I – Le retour du comptoir : un bar associatif ouvre dans le village.
Près de quarante ans après la fermeture du dernier débit de boissons, le village de Jarjayes retrouve enfin son bistrot. Il s’agit d’un bar associatif, ouvert depuis vendredi 19 septembre grâce à l’énergie d’un petit groupe de jarjayais(es) .
« Ici, il n’y avait plus aucun lieu pour se retrouver », explique Julia, présidente de l’association à l’origine du projet. Le dernier café a fermé au début des années 1980, et depuis, la population a doublé et chacun vit un peu dans son coin. « On avait besoin de recréer du lien».
Le bar, installé dans l’ancien appartement communal de Denise Baldouin qui nous a quitté récemment, a été rénové par les bénévoles de l’association. Murs repeints, comptoir construit en bois local, tables et matériel récupérés chez les uns et les autres : tout respire la convivialité et la débrouille. Derrière le zinc, ce ne sont pas des employés mais des bénévoles qui se relaieront chaque semaine pour servir un café, un jus de fruit artisanal, une bière ou un verre de vin local.

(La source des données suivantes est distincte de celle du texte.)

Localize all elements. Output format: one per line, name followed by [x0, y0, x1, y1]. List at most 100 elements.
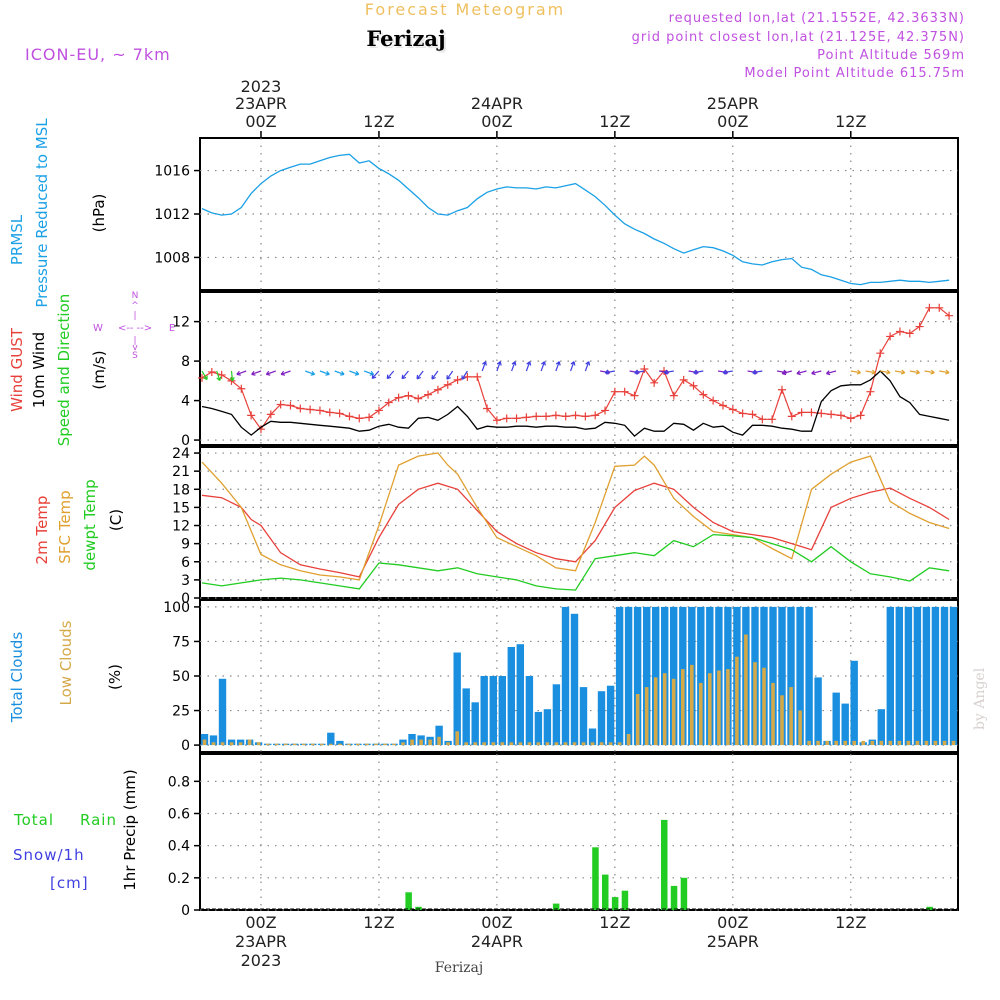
- low-clouds-bar: [690, 664, 694, 745]
- gust-marker: [709, 396, 718, 405]
- y-tick-label: 0.6: [168, 807, 190, 823]
- svg-text:|: |: [133, 336, 136, 346]
- total-label: Total: [13, 811, 54, 829]
- bottom-date-label: 24APR: [471, 932, 523, 951]
- low-clouds-bar: [482, 742, 486, 746]
- total-clouds-bar: [940, 606, 949, 746]
- panel-frame: [199, 291, 959, 446]
- low-clouds-bar: [283, 743, 288, 746]
- gust-marker: [424, 390, 433, 399]
- low-clouds-bar: [563, 742, 568, 746]
- total-clouds-bar: [778, 606, 786, 746]
- wind-direction-arrow: [939, 369, 950, 375]
- gust-marker: [492, 416, 501, 425]
- y-tick-label: 1012: [154, 207, 190, 223]
- total-clouds-bar: [877, 709, 885, 746]
- gust-marker: [876, 349, 885, 358]
- gust-marker: [689, 381, 698, 390]
- low-clouds-bar: [256, 742, 261, 746]
- dewpt-line: [201, 533, 950, 591]
- rain-bar: [592, 847, 599, 910]
- gust-marker: [748, 410, 757, 419]
- gust-marker: [817, 409, 826, 418]
- low-clouds-bar: [708, 673, 712, 746]
- wind-direction-arrow: [496, 361, 502, 372]
- total-clouds-bar: [904, 606, 913, 746]
- total-clouds-bar: [462, 688, 470, 746]
- low-clouds-bar: [329, 743, 333, 746]
- bottom-hour-label: 12Z: [363, 913, 394, 932]
- wind10-label: 10m Wind: [30, 332, 48, 408]
- low-clouds-bar: [626, 734, 631, 746]
- total-clouds-bar: [597, 691, 606, 746]
- low-clouds-bar: [671, 678, 676, 746]
- gust-marker: [463, 372, 472, 381]
- wind-direction-arrow: [401, 370, 409, 380]
- low-clouds-bar: [518, 742, 523, 746]
- total-clouds-bar: [534, 711, 543, 746]
- gust-marker: [630, 391, 639, 400]
- y-tick-label: 12: [172, 519, 190, 535]
- low-clouds-bar: [428, 739, 432, 746]
- low-clouds-bar: [699, 682, 703, 746]
- low-clouds-bar: [726, 669, 730, 746]
- top-year-label: 2023: [241, 77, 282, 96]
- pressure-panel: 1008 1012 1016: [154, 137, 959, 291]
- total-clouds-bar: [841, 703, 849, 746]
- bottom-hour-label: 12Z: [835, 913, 866, 932]
- low-clouds-bar: [798, 710, 802, 745]
- low-clouds-bar: [581, 742, 586, 746]
- total-clouds-bar: [588, 728, 597, 746]
- total-clouds-bar: [435, 725, 443, 745]
- precip-labels: Total Rain Snow/1h [cm] 1hr Precip (mm): [13, 769, 139, 892]
- total-clouds-bar: [670, 606, 678, 746]
- low-clouds-bar: [635, 694, 640, 746]
- wind-direction-arrow: [386, 370, 395, 380]
- total-clouds-bar: [453, 652, 461, 746]
- gust-marker: [355, 414, 364, 423]
- total-clouds-bar: [769, 606, 777, 746]
- total-clouds-bar: [922, 606, 931, 746]
- low-clouds-bar: [599, 742, 604, 746]
- wind-direction-arrow: [216, 370, 222, 381]
- wind-direction-arrow: [481, 361, 487, 372]
- gust-marker: [601, 406, 610, 415]
- total-clouds-bar: [471, 702, 479, 746]
- gust-marker: [807, 408, 816, 417]
- total-clouds-bar: [552, 684, 561, 746]
- svg-text:^: ^: [131, 301, 139, 311]
- precip-panel: 0 0.2 0.4 0.6 0.8: [168, 753, 959, 919]
- gust-marker: [866, 387, 875, 396]
- rain-bar: [670, 885, 678, 910]
- low-clouds-bar: [942, 740, 947, 745]
- low-clouds-bar: [681, 669, 685, 746]
- total-clouds-bar: [218, 678, 227, 746]
- gust-marker: [365, 413, 374, 422]
- wind-dir-label: Speed and Direction: [55, 294, 73, 447]
- requested-coords: requested lon,lat (21.1552E, 42.3633N): [669, 11, 965, 26]
- wind-direction-arrow: [634, 369, 645, 375]
- gust-marker: [384, 398, 393, 407]
- low-clouds-bar: [753, 662, 757, 746]
- model-label: ICON-EU, ~ 7km: [25, 45, 171, 64]
- rain-bar: [661, 819, 668, 910]
- wind-direction-arrow: [811, 370, 822, 376]
- y-tick-label: 25: [172, 704, 190, 720]
- wind-direction-arrow: [722, 369, 733, 375]
- low-clouds-bar: [202, 739, 207, 746]
- gust-marker: [286, 401, 295, 410]
- low-clouds-bar: [735, 656, 739, 746]
- total-clouds-bar: [209, 735, 218, 746]
- low-clouds-bar: [554, 742, 559, 746]
- low-clouds-bar: [879, 740, 884, 745]
- wind-panel: 0 4 8 12: [172, 291, 959, 449]
- low-clouds-bar: [473, 742, 477, 746]
- gust-marker: [797, 408, 806, 417]
- wind-direction-arrow: [781, 370, 792, 376]
- cloud-unit-label: (%): [106, 664, 124, 690]
- low-clouds-bar: [653, 677, 658, 746]
- low-clouds-bar: [888, 740, 893, 745]
- wind-direction-arrow: [280, 370, 291, 376]
- rain-bar: [680, 877, 688, 910]
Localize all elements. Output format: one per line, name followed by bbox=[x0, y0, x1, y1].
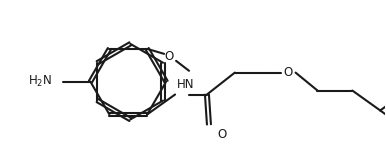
Text: HN: HN bbox=[177, 78, 195, 90]
Text: O: O bbox=[283, 66, 292, 79]
Text: O: O bbox=[164, 50, 174, 63]
Text: H$_2$N: H$_2$N bbox=[29, 74, 52, 89]
Text: O: O bbox=[217, 128, 226, 141]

L’inauguration a rassemblé près d’une centaine de personnes, soit environ le quart de la population permanente du village.

Au mois de juin, quelque bénévoles ont créé l’association « Chez Denise » et ont oeuvré pendant tout l’été en mettant en place un chantier participatif avec l’aide de la mairie dans le but d’ouvrir un café associatif qui soit un lieu d’échange, de partage et de rencontres pour toutes générations confondues.
Ce bistrot s’appellera « Chez Denise » nous dit la présidente, «il sera un espace ouvert pour pouvoir partager tout ce qui nous tient à coeur, chacun pouvant proposer des thèmes et des animations »
Le bistrot sera dans un premier temps ouvert les mardis et vendredis soirs, toute l’année.
Le mardi, le local prolongera le petit marché qui se tient tous les étés dans le parc du château, et sera une fenêtre ouverte pour les producteurs locaux pour vendre, tout au long de l’année, leurs spécialités (pain, fruits, légumes, fromages, charcuterie, pizzas, etc.).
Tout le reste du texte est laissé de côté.